Por meio do Departamento de Bioética temos recebido solicitações de modelos de fichas de consentimento esclarecido. Vale a pena discutir a respeito. Os pacientes perguntam se devem assinar o documento que busca esclarecer o procedimento operatório a ele proposto. O cirurgião quer saber se necessita ter um documento especial padronizado.
O consentimento esclarecido representa um importante avanço de reforço no respeito à autonomia da pessoa e na relação do médico com seu paciente. Visto sob esse aspecto não há o que se discutir. A polêmica aparece quando se analisa a forma de se obter e de se registrar.

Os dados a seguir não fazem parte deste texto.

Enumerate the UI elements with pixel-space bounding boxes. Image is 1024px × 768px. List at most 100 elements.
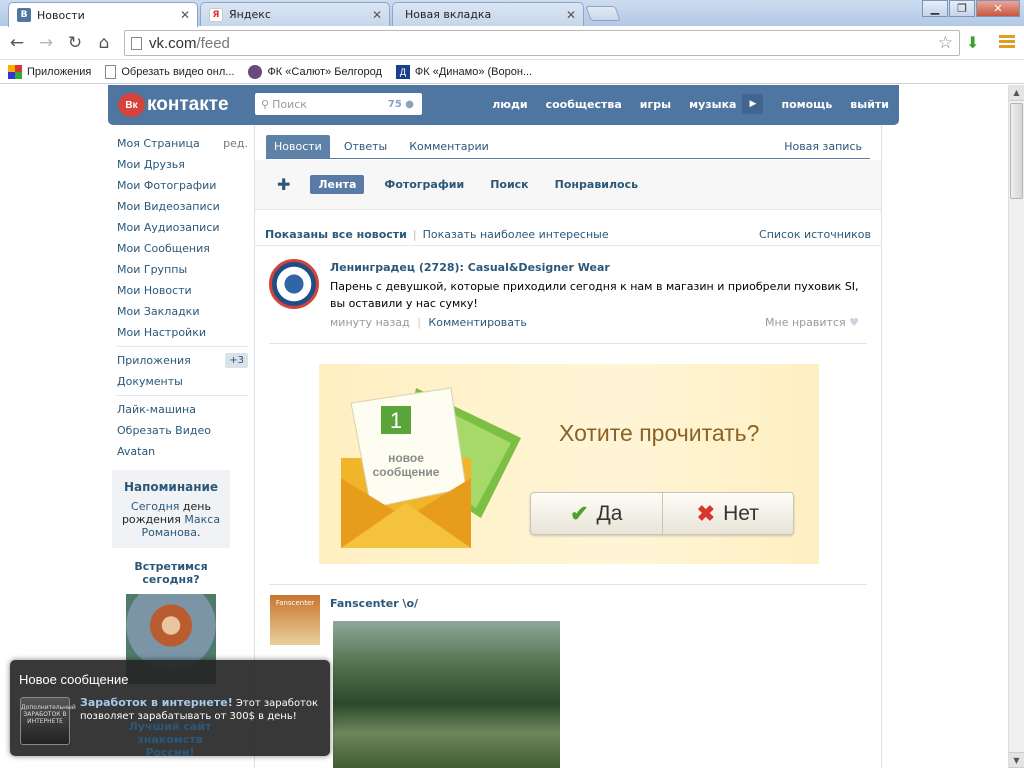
page-icon bbox=[131, 36, 142, 50]
edit-link[interactable]: ред. bbox=[223, 137, 248, 150]
tab-news[interactable]: Новости bbox=[266, 135, 330, 158]
search-input[interactable]: ⚲ Поиск 75 ● bbox=[255, 93, 422, 115]
bookmark-salyut[interactable]: ФК «Салют» Белгород bbox=[248, 64, 382, 79]
post-avatar[interactable] bbox=[269, 259, 319, 309]
svg-text:сообщение: сообщение bbox=[373, 465, 440, 479]
nav-music[interactable]: музыка bbox=[689, 98, 736, 111]
apps-grid-icon bbox=[8, 64, 22, 79]
tab-comments[interactable]: Комментарии bbox=[401, 135, 497, 158]
post-photo[interactable] bbox=[333, 621, 560, 768]
nav-people[interactable]: люди bbox=[492, 98, 527, 111]
divider bbox=[255, 245, 881, 246]
home-icon[interactable]: ⌂ bbox=[93, 32, 115, 54]
no-button[interactable]: ✖ Нет bbox=[661, 493, 794, 534]
comment-link[interactable]: Комментировать bbox=[428, 316, 526, 329]
bookmark-label: ФК «Динамо» (Ворон... bbox=[414, 65, 533, 78]
menu-bookmarks[interactable]: Мои Закладки bbox=[117, 301, 248, 322]
filter-all: Показаны все новости bbox=[265, 228, 407, 241]
forward-arrow-icon[interactable]: → bbox=[35, 32, 57, 54]
tab-answers[interactable]: Ответы bbox=[336, 135, 395, 158]
minimize-icon[interactable]: ▁ bbox=[922, 0, 948, 17]
news-feed: Новости Ответы Комментарии Новая запись … bbox=[254, 125, 882, 768]
post-author[interactable]: Fanscenter \o/ bbox=[330, 597, 418, 610]
post-author[interactable]: Ленинградец (2728): Casual&Designer Wear bbox=[330, 261, 610, 274]
like-button[interactable]: Мне нравится ♥ bbox=[765, 316, 859, 329]
tab-new[interactable]: Новая вкладка ✕ bbox=[392, 2, 584, 26]
filter-interesting[interactable]: Показать наиболее интересные bbox=[423, 228, 609, 241]
dating-ad-text[interactable]: Лучший сайт знакомств России! bbox=[117, 720, 223, 759]
reminder-title: Напоминание bbox=[123, 480, 219, 494]
download-extension-icon[interactable]: ⬇ bbox=[966, 33, 979, 52]
bookmark-star-icon[interactable]: ☆ bbox=[938, 33, 953, 53]
menu-like-machine[interactable]: Лайк-машина bbox=[117, 399, 248, 420]
message-ad-banner[interactable]: 1 новое сообщение Хотите прочитать? ✔ Да … bbox=[319, 364, 819, 564]
new-post-link[interactable]: Новая запись bbox=[776, 135, 870, 158]
play-icon[interactable]: ▶ bbox=[742, 94, 764, 114]
post-text: Парень с девушкой, которые приходили сег… bbox=[330, 280, 859, 310]
menu-news[interactable]: Мои Новости bbox=[117, 280, 248, 301]
page-icon bbox=[105, 64, 117, 79]
new-tab-button[interactable] bbox=[585, 6, 621, 21]
menu-documents[interactable]: Документы bbox=[117, 371, 248, 392]
menu-messages[interactable]: Мои Сообщения bbox=[117, 238, 248, 259]
bookmark-label: ФК «Салют» Белгород bbox=[267, 65, 382, 78]
tab-news[interactable]: B Новости ✕ bbox=[8, 2, 198, 27]
bookmarks-bar: Приложения Обрезать видео онл... ФК «Сал… bbox=[0, 60, 1024, 84]
filter-separator: | bbox=[412, 228, 417, 241]
subtab-photos[interactable]: Фотографии bbox=[384, 178, 464, 191]
subtab-feed[interactable]: Лента bbox=[310, 175, 365, 194]
tab-close-icon[interactable]: ✕ bbox=[371, 8, 383, 22]
menu-photos[interactable]: Мои Фотографии bbox=[117, 175, 248, 196]
add-list-icon[interactable]: ✚ bbox=[277, 175, 290, 194]
tab-yandex[interactable]: Я Яндекс ✕ bbox=[200, 2, 390, 26]
bookmark-dynamo[interactable]: Д ФК «Динамо» (Ворон... bbox=[395, 64, 533, 79]
yes-button[interactable]: ✔ Да bbox=[531, 493, 662, 534]
tab-close-icon[interactable]: ✕ bbox=[179, 8, 191, 22]
menu-settings[interactable]: Мои Настройки bbox=[117, 322, 248, 343]
menu-apps[interactable]: Приложения +3 bbox=[117, 350, 248, 371]
menu-cut-video[interactable]: Обрезать Видео bbox=[117, 420, 248, 441]
close-window-icon[interactable]: ✕ bbox=[976, 0, 1020, 17]
toast-link[interactable]: Заработок в интернете! bbox=[80, 696, 233, 709]
meet-ad-title[interactable]: Встретимся сегодня? bbox=[118, 560, 224, 586]
dynamo-icon: Д bbox=[395, 64, 410, 79]
ad-question: Хотите прочитать? bbox=[559, 420, 760, 446]
vk-logo[interactable]: Вк контакте bbox=[118, 93, 229, 117]
menu-videos[interactable]: Мои Видеозаписи bbox=[117, 196, 248, 217]
scroll-down-icon[interactable]: ▼ bbox=[1009, 752, 1024, 768]
sources-list-link[interactable]: Список источников bbox=[759, 228, 871, 241]
vk-icon: B bbox=[17, 8, 31, 22]
menu-groups[interactable]: Мои Группы bbox=[117, 259, 248, 280]
ad-badge-number: 1 bbox=[390, 408, 402, 433]
vk-logo-text: контакте bbox=[147, 94, 229, 115]
menu-audio[interactable]: Мои Аудиозаписи bbox=[117, 217, 248, 238]
apps-count-badge: +3 bbox=[225, 353, 248, 368]
chrome-menu-icon[interactable] bbox=[999, 35, 1015, 50]
scroll-thumb[interactable] bbox=[1010, 103, 1023, 199]
nav-communities[interactable]: сообщества bbox=[546, 98, 622, 111]
vk-logo-badge: Вк bbox=[118, 93, 145, 117]
menu-avatan[interactable]: Avatan bbox=[117, 441, 248, 462]
reload-icon[interactable]: ↻ bbox=[64, 32, 86, 54]
nav-games[interactable]: игры bbox=[640, 98, 671, 111]
bookmark-apps[interactable]: Приложения bbox=[8, 64, 91, 79]
yandex-icon: Я bbox=[209, 7, 223, 22]
scroll-up-icon[interactable]: ▲ bbox=[1009, 85, 1024, 101]
page-scrollbar[interactable]: ▲ ▼ bbox=[1008, 85, 1024, 768]
tab-close-icon[interactable]: ✕ bbox=[565, 8, 577, 22]
subtab-search[interactable]: Поиск bbox=[490, 178, 528, 191]
menu-divider bbox=[117, 395, 248, 396]
address-bar[interactable]: vk.com/feed ☆ bbox=[124, 30, 960, 56]
post-time[interactable]: минуту назад bbox=[330, 316, 410, 329]
menu-my-page[interactable]: Моя Страница ред. bbox=[117, 133, 248, 154]
nav-help[interactable]: помощь bbox=[781, 98, 832, 111]
post-avatar[interactable]: Fanscenter bbox=[270, 595, 320, 645]
bookmark-cut-video[interactable]: Обрезать видео онл... bbox=[105, 64, 234, 79]
feed-filters: Показаны все новости | Показать наиболее… bbox=[265, 228, 871, 241]
maximize-icon[interactable]: ❐ bbox=[949, 0, 975, 17]
back-arrow-icon[interactable]: ← bbox=[6, 32, 28, 54]
nav-logout[interactable]: выйти bbox=[850, 98, 889, 111]
menu-friends[interactable]: Мои Друзья bbox=[117, 154, 248, 175]
subtab-liked[interactable]: Понравилось bbox=[555, 178, 638, 191]
search-placeholder: Поиск bbox=[272, 97, 307, 111]
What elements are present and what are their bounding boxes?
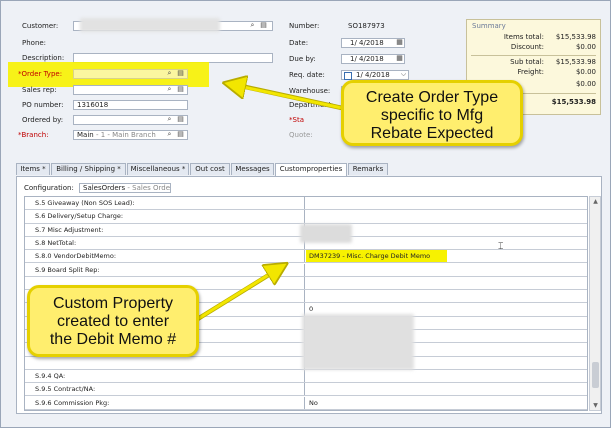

Um consentimento obtido burocraticamente, com assinatura e testemunhas, torna-se mera figura cartorial, perde seu sentido maior e pode ser visto com desconfiança, piorando, ao invés de melhorar, a relação médico-paciente. Diferente disso é o consentimento (ou mesmo a recusa) que emerge de uma ampla e respeitosa análise entre as duas partes.
O assunto é complexo, principalmente nos tempos atuais em que o número crescente de profissionais do Direito tem levado a uma verdadeira “especialização” em “erros médicos” que, em grande parte das vezes, não são erros ou não são médicos. Visto sob esse prisma, que já propiciou o aparecimento da chamada “medicina defensiva”, parece importante ter um documento no qual o paciente informa ter sido esclarecido sobre os riscos do procedimento ao qual será submetido. Trata-se de visão apenas parcial da verdade.
O grande defensor do médico diante de um resultado inesperado (que não significa obrigatoriamente um erro) não é o documento, mas o próprio paciente e seus familiares. Ou seja, a grande defesa é a boa relação médico-paciente. Essa boa relação obviamente implica amplas conversas entre o operador e o operando, nas quais serão discutidos os diferentes tipos de riscos que podem ir desde um simples hematoma na ferida operatória até uma sépse grave. É muito difícil colocar todos os possíveis eventos inesperados em um documento, e mesmo que se consiga, a lista será tão grande que assustará o paciente, trazendo-lhe uma insegurança que não é boa companheira em um procedimento operatório.
Por outro lado, o aparecimento de um evento inesperado não colocado na lista poderá ser objeto de demanda, dentro do espírito burocrático que cercou o esclarecimento, gerando um documento cartorial. É com base nesse argumento que muitos cirurgiões tem trabalhado com um documento simplificado, documental ou apenas registrado no prontuário, no qual fica claro que o paciente foi esclarecido com relação ao procedimento a ser realizado e prevenido da existência de riscos, sem detalhes que busquem relacionar todos eles.
Ao não pretender fazer uma lista completa de possíveis complicações fica implícito que o objetivo se limita a orientar o paciente, dando a ele, sem imposição, a oportunidade de consentir ou não na realização do procedimento. O espírito a permear esses esclarecimentos deve ser de parceria e divisão de responsabilidades com todo respeito à autonomia do paciente e do próprio médico.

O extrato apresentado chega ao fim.